スンアには15歳年上の兄がいる。スンアは仕事のため離れて暮らしている兄が来る日を心待ちにしていたという。スンアは踊って歌うのが好きで、友達も多く、日差しのように明るい笑顔を見せていた。歌手にも、俳優にも、ビューティー専門家にもなりたいと言っていた。スンアの兄はそんな妹を思い浮かべながら泣いて、笑って、また泣いた。スンアの携帯電話の暗証番号は兄の誕生日だった。それを兄はスンアが死亡した後に初めて知ったとうな垂れて言った。
「小さいのに自分の可愛さをわかっていて、多才で夢も多かったスンア…こんなに急に逝くとは夢にも思いませんでした」
この日午前、大田市西区屯山洞ムンジョン交差点のタンバン中学校の塀の下、スンアが事故に遭った場所に菊の花束が置かれていた。花の間から同年代の子どもたちが好きそうなジュースやゼリー、バナナ牛乳、チョコレート菓子、ソーセージなども見えた。スンアを追悼するメモも貼られていた。

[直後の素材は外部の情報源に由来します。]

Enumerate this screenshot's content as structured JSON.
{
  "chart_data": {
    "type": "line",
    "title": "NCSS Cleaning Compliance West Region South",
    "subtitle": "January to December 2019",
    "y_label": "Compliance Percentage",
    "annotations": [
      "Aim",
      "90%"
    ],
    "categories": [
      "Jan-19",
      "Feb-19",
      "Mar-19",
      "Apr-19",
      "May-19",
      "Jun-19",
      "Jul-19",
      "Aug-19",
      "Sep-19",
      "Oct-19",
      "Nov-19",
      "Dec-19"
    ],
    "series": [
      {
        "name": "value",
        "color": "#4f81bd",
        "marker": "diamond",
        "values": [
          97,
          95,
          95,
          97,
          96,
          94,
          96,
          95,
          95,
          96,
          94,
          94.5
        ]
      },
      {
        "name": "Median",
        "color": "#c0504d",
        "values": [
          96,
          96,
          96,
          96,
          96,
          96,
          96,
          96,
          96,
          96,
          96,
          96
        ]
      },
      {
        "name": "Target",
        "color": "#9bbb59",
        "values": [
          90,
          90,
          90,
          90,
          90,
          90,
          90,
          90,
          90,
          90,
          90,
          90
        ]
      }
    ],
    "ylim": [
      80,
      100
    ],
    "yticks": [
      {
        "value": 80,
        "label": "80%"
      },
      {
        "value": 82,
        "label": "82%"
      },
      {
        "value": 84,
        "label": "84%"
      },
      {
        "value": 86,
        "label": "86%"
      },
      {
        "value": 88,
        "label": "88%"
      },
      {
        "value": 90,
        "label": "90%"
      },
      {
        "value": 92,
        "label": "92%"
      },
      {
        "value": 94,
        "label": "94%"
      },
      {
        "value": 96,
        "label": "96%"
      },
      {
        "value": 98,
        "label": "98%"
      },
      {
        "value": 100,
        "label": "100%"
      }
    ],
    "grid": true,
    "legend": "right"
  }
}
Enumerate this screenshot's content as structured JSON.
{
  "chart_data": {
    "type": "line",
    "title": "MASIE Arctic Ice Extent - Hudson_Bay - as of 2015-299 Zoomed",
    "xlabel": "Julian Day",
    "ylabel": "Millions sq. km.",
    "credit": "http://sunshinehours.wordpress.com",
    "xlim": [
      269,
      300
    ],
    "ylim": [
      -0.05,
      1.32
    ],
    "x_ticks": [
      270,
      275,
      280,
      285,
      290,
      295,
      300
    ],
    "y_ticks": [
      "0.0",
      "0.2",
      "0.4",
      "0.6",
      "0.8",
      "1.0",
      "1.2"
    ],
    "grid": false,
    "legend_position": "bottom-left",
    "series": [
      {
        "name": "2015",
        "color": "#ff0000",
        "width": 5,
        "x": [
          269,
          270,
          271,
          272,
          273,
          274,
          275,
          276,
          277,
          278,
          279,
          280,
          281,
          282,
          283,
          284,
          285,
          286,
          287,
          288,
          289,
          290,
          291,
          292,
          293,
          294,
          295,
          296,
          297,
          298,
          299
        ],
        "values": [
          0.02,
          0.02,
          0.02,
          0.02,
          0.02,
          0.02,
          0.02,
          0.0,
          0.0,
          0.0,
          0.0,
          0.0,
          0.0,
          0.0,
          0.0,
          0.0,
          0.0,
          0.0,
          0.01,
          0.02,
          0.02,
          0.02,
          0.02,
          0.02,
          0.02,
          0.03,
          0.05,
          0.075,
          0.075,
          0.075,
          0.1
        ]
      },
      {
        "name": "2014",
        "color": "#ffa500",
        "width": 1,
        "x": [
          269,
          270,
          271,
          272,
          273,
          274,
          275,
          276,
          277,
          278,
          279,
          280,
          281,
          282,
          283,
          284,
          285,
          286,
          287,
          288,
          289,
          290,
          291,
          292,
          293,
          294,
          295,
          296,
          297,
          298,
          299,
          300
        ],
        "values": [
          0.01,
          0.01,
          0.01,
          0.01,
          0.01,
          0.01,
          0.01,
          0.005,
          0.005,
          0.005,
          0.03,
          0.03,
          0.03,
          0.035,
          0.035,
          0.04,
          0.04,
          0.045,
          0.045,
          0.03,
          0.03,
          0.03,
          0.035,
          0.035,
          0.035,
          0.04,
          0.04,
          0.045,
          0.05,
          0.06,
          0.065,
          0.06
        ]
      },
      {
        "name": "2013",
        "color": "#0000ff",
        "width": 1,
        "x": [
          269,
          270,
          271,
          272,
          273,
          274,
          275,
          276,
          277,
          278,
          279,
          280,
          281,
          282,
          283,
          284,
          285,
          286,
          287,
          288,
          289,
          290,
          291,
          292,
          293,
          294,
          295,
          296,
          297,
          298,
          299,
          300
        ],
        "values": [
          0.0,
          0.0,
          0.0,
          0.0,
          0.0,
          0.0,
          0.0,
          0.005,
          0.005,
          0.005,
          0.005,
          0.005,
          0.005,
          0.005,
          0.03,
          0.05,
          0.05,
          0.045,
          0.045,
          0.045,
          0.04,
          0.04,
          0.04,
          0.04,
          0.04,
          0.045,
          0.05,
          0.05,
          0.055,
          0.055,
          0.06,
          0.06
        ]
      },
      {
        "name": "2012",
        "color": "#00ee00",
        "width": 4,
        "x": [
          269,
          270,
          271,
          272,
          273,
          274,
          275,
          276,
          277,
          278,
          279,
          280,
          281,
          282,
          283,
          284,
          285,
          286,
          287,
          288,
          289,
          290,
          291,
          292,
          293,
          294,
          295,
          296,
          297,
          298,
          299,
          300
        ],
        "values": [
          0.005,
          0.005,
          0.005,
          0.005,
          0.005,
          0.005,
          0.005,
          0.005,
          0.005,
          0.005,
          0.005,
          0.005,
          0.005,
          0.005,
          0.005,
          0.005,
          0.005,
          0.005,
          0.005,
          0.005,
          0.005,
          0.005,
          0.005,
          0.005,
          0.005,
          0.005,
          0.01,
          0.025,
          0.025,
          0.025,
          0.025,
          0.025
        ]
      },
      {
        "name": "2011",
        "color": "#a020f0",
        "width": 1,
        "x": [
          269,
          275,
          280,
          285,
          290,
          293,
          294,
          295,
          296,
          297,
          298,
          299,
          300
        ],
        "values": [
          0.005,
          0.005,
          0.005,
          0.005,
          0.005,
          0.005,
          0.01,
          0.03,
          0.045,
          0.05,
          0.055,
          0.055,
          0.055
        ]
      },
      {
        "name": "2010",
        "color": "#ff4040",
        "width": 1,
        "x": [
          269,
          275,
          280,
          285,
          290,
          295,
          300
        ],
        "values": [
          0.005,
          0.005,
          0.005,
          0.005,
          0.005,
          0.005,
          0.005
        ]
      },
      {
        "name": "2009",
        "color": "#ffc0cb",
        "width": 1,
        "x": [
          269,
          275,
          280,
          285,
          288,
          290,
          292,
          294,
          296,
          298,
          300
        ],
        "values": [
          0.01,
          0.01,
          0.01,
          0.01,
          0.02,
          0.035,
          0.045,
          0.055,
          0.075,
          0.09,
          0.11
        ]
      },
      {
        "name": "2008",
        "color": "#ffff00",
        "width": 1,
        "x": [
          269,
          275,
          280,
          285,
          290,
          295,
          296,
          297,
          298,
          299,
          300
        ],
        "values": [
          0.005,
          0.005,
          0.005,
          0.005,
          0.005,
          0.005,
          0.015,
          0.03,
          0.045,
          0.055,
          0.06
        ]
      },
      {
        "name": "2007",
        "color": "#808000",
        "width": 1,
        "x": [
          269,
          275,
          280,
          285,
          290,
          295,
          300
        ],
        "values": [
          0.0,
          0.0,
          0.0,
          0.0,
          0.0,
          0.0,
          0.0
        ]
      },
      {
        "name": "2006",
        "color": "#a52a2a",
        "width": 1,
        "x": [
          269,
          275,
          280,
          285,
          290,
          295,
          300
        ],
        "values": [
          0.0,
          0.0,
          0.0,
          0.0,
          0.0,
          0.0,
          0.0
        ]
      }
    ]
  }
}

「もっと良い世の中でもっときれいに輝いて。あなたは十分美しい星。だからそのままきれいに輝いてね。もっと良い世の中を作ってあげられなくて本当にごめんね。あなたの未来を奪った悪い大人が必ず罰を受けられるようにする。もっと良い世の中を作ると約束するよ」
旅立ったスンアの幸せを願い、二度とこのようなことを起こさないと誓った言葉の隣で、スンアが好きだったピンクのキャラクターのぬいぐるみが笑っていた。